Optimizing and Deploying Stable Diffusion 1.5 in Production with ONNX, TensorRT and NVIDIA Triton
Published on July 29, 2024
Stable Diffusion 1.5 is often perceived as “just another generative model”. In reality, deploying it in production — with predictable latency, high throughput, and hardware efficiency — is a systems engineering challenge.
This article describes how I optimized and deployed Stable Diffusion 1.5 by:
- converting Hugging Face PyTorch models to ONNX and TensorRT,
- serving them with NVIDIA Triton Inference Server,
- and restructuring the diffusion process using ensemble scheduling to flatten the denoising loop into a production-ready inference graph.
The result is a scalable, modular, GPU-efficient deployment that can serve complex diffusion workflows reliably.
1. Why Stable Diffusion Is Hard to Deploy
At a high level, Stable Diffusion consists of:
- a text tokenizer,
- a text encoder (CLIP),
- a denoising UNet executed repeatedly,
- a scheduler loop,
- a VAE decoder,
- and multiple conditioning paths (ControlNet, IP-Adapter, inpainting, etc.).
The challenge is that diffusion is inherently iterative:
- the UNet is executed N times,
- each step depends on the previous one,
- control signals and guidance must be applied dynamically.
In Python, this is a simple loop.
In production inference systems, loops are a problem.
2. From PyTorch to ONNX and TensorRT
The first step is model decomposition.
Instead of serving a monolithic PyTorch pipeline, each component is exported independently:
- tokenizer
- text encoder
- conditioner
- denoiser (UNet)
- scheduler step
- VAE decoder
- post-processing
Each component is:
- exported from PyTorch to ONNX,
- optimized and compiled into TensorRT engines using trtexec command-line.
This brings:
- kernel fusion,
- reduced memory movement,
- FP16 execution,
- predictable latency.
At this stage, each model is fast — but the pipeline is still sequential.
3. Why Triton Inference Server
NVIDIA Triton is not “just a model server”.

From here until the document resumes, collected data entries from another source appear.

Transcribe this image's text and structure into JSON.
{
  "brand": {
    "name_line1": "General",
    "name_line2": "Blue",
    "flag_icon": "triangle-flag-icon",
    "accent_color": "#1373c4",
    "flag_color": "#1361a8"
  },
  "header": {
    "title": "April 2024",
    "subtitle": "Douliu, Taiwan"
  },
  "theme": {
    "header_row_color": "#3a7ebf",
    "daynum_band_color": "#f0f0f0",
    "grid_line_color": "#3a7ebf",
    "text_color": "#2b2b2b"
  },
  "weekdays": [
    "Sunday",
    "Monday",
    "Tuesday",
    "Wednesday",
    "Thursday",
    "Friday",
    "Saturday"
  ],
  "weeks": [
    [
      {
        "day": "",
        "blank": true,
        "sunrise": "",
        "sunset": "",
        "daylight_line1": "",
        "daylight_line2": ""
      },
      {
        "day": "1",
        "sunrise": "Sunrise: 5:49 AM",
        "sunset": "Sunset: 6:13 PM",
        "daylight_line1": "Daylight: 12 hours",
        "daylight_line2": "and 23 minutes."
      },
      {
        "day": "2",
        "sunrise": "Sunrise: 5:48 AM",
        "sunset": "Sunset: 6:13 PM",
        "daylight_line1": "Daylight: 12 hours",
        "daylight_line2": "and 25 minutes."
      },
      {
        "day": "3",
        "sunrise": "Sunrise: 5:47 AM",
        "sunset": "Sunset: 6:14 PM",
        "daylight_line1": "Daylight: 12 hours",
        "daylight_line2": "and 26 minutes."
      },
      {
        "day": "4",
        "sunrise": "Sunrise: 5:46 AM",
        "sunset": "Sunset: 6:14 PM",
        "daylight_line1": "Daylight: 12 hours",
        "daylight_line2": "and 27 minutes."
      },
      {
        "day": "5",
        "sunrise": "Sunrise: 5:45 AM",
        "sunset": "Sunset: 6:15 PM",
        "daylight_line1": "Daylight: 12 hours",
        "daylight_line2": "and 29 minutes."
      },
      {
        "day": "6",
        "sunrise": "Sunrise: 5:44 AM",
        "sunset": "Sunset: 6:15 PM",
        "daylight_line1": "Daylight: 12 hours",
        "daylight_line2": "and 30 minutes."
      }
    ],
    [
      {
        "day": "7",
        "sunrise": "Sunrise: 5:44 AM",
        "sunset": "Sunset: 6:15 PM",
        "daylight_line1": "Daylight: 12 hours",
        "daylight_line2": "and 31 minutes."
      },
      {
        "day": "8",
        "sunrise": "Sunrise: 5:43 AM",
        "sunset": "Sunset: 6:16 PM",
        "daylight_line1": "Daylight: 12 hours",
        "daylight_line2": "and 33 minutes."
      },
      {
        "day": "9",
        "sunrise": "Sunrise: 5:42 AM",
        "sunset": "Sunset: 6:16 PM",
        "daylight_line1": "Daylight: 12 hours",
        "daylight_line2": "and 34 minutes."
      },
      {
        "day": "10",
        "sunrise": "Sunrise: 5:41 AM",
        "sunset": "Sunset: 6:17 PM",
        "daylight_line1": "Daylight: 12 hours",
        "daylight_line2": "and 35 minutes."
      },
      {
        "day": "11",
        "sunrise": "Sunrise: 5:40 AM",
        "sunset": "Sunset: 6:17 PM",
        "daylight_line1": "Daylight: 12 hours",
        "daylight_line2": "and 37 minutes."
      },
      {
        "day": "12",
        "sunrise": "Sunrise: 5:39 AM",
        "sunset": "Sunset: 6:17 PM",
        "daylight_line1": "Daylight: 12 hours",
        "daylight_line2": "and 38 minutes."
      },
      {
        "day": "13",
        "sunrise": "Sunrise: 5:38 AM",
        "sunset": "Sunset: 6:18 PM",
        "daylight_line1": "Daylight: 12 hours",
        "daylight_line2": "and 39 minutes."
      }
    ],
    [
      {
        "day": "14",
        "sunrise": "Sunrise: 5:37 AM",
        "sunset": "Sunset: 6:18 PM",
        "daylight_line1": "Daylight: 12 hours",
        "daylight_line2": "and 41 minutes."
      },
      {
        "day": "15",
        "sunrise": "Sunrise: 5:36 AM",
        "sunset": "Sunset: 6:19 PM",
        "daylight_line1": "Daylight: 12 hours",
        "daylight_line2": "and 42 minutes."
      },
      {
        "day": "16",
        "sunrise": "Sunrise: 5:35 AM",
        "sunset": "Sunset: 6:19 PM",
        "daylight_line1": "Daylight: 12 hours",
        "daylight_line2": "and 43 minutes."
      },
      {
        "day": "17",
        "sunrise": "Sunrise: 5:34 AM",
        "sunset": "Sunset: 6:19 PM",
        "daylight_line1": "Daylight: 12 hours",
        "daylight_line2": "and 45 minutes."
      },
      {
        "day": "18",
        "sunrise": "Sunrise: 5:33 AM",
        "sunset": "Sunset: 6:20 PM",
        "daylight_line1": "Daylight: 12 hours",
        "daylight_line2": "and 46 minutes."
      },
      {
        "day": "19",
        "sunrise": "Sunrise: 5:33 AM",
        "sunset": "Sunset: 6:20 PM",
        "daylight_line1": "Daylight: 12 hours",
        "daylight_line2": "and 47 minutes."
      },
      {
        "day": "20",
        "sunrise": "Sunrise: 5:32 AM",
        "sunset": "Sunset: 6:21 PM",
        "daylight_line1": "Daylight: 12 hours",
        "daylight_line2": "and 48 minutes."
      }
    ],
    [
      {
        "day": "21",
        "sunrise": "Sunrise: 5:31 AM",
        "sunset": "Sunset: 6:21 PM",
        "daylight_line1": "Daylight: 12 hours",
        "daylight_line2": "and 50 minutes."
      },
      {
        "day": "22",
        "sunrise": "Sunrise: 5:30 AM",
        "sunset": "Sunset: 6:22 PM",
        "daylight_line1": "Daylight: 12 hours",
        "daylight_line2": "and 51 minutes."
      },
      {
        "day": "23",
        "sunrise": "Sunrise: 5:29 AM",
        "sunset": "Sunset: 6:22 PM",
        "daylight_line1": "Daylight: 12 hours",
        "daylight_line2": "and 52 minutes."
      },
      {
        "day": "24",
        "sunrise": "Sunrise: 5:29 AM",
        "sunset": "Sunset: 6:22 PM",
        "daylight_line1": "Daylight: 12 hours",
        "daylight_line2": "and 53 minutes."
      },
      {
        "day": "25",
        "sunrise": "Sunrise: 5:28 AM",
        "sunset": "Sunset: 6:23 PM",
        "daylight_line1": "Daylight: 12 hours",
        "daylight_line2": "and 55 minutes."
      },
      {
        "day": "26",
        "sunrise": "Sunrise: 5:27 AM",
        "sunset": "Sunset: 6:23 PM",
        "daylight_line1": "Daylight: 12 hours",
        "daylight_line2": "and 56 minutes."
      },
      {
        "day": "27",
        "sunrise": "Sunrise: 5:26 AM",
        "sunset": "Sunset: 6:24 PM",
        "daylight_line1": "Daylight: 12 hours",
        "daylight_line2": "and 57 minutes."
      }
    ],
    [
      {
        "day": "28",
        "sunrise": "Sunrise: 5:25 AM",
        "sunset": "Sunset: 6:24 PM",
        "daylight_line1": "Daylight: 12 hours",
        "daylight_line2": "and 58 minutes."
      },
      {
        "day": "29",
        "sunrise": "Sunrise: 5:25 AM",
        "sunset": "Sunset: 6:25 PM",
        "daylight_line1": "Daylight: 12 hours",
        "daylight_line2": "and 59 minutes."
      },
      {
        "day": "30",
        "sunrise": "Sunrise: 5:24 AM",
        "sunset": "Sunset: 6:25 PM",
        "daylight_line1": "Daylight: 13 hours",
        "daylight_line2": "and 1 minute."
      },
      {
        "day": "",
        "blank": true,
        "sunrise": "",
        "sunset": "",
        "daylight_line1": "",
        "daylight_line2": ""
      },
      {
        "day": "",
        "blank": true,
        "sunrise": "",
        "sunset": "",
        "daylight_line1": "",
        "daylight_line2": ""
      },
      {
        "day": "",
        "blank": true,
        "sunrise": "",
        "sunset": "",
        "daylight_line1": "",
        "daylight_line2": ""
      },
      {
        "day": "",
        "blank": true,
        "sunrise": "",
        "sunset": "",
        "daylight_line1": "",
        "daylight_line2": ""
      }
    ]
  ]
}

It is a graph execution engine for inference.
Key capabilities that matter here:
- model versioning,
- GPU memory reuse,
- dynamic batching,
- and most importantly: ensemble scheduling.
Ensembles allow multiple models to be connected into a directed inference graph, where outputs of one model become inputs of the next — without Python orchestration.
This is the key to flattening the diffusion loop.
4. Flattening the Diffusion Loop with Ensemble Scheduling
Instead of executing:
for t in timesteps:
latents = scheduler(unet(latents, t))
The loop is unrolled explicitly inside a Triton ensemble.
Each denoising step becomes:
- one UNet call,
- followed by one scheduler step,
- passing latents and timesteps forward explicitly.
This transforms a dynamic loop into a static inference graph.
5. Overview of the Ensemble Pipeline
The ensemble model (generate_20_pipeline) defines:
- all inputs (prompt, seed, masks, guidance, control signals),
- all intermediate tensors,
- all denoising steps,
- and final decoding and post-processing.
The pipeline consists of:
Text Processing
1_tokenizer2_text_encoder(positive & negative prompts)
Conditioning
4_conditionner- prepares latents
- builds ControlNet inputs
- computes timesteps
- assembles embeddings
Denoising Loop (Unrolled)
- Repeated blocks of:
5_denoiser(TensorRT UNet)6_scheduler_step
Each step:
- consumes the previous latent state,
- applies guidance, ControlNet scales, and IP-Adapter weights,
- produces the next latent and timestep.
This continues until the final denoising step.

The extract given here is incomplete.